Após duas tentativas de barrar o leilão na Justiça, o presidente do Supremo Tribunal Federal (STF), ministro Luiz Fux, decidiu ontem proibir ações em primeira e segunda instâncias que impeçam o processo de licitação da Cedae, além de ter derrubado uma liminar do Tribunal Regional do Trabalho (TRT).

“Determino a suspensão de toda e qualquer decisão da Justiça de primeiro e de segundo graus que obste, parcial ou integralmente, o andamento do certame licitatório destinado à concessão dos serviços de saneamento básico da Região Metropolitana do Rio de Janeiro, previsto no Decreto 47.422/2020, do governador do Rio de Janeiro, até ulterior decisão no presente incidente”, escreveu.

A Justiça do Trabalho havia atendido a um pedido de sindicatos que representam funcionários da companhia. Eles argumentam que o pregão acarretará a demissão imediata de mais de quatro mil trabalhadores. O edital de licitação da companhia, no entanto, estabelece a criação de uma espécie de banco de talentos para que as concessionárias admitam funcionários dispensados da estatal. A privatização deve gerar 46 mil empregos diretos e indiretos, de acordo com a modelagem. Esse foi o principal argumento usado pela Procuradoria-Geral do Estado em seu recurso para derrubar a liminar.

PRAZO DE 35 ANOS MANTIDO

Na última semana, Fux já havia determinado que o prazo de concessão da Cedae fosse mantido em 35 anos, como prevê o edital.
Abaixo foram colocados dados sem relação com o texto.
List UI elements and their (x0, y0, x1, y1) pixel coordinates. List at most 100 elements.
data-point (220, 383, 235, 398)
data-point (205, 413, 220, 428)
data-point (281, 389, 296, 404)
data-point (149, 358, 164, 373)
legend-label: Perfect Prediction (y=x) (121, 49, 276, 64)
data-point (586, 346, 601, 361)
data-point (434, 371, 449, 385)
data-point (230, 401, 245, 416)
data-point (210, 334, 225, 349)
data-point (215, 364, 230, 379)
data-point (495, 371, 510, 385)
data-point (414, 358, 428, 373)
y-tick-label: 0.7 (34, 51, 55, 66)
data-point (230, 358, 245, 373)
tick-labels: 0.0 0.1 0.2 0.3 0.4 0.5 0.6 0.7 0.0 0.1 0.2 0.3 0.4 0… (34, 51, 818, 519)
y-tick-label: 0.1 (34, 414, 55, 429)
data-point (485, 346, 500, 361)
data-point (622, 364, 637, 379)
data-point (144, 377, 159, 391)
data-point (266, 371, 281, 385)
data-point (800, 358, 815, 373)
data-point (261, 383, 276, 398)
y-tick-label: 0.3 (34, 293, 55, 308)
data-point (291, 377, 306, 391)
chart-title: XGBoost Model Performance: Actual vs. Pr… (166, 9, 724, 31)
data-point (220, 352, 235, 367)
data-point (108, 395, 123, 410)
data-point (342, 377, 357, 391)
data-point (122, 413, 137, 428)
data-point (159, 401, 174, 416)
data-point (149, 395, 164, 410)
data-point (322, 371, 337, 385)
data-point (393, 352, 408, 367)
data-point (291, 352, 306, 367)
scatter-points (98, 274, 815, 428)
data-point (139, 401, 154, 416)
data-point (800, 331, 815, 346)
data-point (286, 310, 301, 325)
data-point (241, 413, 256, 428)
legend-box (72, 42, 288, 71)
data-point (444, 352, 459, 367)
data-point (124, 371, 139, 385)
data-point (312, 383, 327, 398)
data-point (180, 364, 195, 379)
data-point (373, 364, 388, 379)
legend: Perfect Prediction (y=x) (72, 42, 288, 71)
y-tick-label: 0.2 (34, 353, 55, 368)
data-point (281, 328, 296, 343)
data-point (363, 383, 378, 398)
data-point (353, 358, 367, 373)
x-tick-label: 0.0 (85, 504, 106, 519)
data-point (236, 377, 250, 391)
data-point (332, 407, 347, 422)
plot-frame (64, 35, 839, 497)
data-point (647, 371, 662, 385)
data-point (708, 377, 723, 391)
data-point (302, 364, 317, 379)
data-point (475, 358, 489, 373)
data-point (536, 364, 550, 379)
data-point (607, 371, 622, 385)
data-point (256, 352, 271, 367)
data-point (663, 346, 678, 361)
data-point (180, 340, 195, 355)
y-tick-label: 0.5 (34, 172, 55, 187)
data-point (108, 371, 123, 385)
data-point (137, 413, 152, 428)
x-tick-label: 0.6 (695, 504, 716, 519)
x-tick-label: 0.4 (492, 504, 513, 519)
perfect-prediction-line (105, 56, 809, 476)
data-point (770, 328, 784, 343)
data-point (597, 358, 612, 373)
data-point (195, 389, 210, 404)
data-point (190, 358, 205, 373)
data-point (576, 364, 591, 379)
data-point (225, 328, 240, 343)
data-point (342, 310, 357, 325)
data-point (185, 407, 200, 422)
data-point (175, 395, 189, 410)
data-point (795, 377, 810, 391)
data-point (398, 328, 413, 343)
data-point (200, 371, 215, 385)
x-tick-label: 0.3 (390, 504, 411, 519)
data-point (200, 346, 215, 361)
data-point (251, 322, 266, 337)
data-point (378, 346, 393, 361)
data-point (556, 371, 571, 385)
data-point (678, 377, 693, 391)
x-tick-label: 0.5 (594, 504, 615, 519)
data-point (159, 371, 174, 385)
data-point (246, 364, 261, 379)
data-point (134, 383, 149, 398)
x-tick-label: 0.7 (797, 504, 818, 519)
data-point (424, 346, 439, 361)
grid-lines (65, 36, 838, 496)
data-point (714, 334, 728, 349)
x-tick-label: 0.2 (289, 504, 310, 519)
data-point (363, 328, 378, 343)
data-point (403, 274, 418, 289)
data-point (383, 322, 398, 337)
Para isso, ele precisou suspender outra decisão liminar—essa, da Justiçado Rio—que havia reduzido o período para 25 anos, pelo entendimento de que esse é o tempo máximo previsto pela lei que regulamenta as concessões no estado.

No entender do ministro do STF, “a titularidade dos serviços públicos de saneamento básico segue sendo dos municípios integrantes, a despeito da execução dos serviços se dar de modo conjunto no âmbito da unidade interfederativa”. Logo, a concessão da Cedae não deve seguir o que está na Legislação estadual.

O secretário da Casa Civil, Nicola Miccione, explica que batalhas judiciais desse tipo, às vésperas de grandes leilões, são consideradas “normais”.

— Em um leilão desse tamanho é comum que haja decisões judiciais mais próximas à sua data de realização. Todas essas decisões que tentam embarreirar o leilão são tratadas com naturalidade, tanto pelo governo, quanto pelas empresas interessadas, que conhecem o mercado. A PGR seguirá com os recursos cabíveis —disse.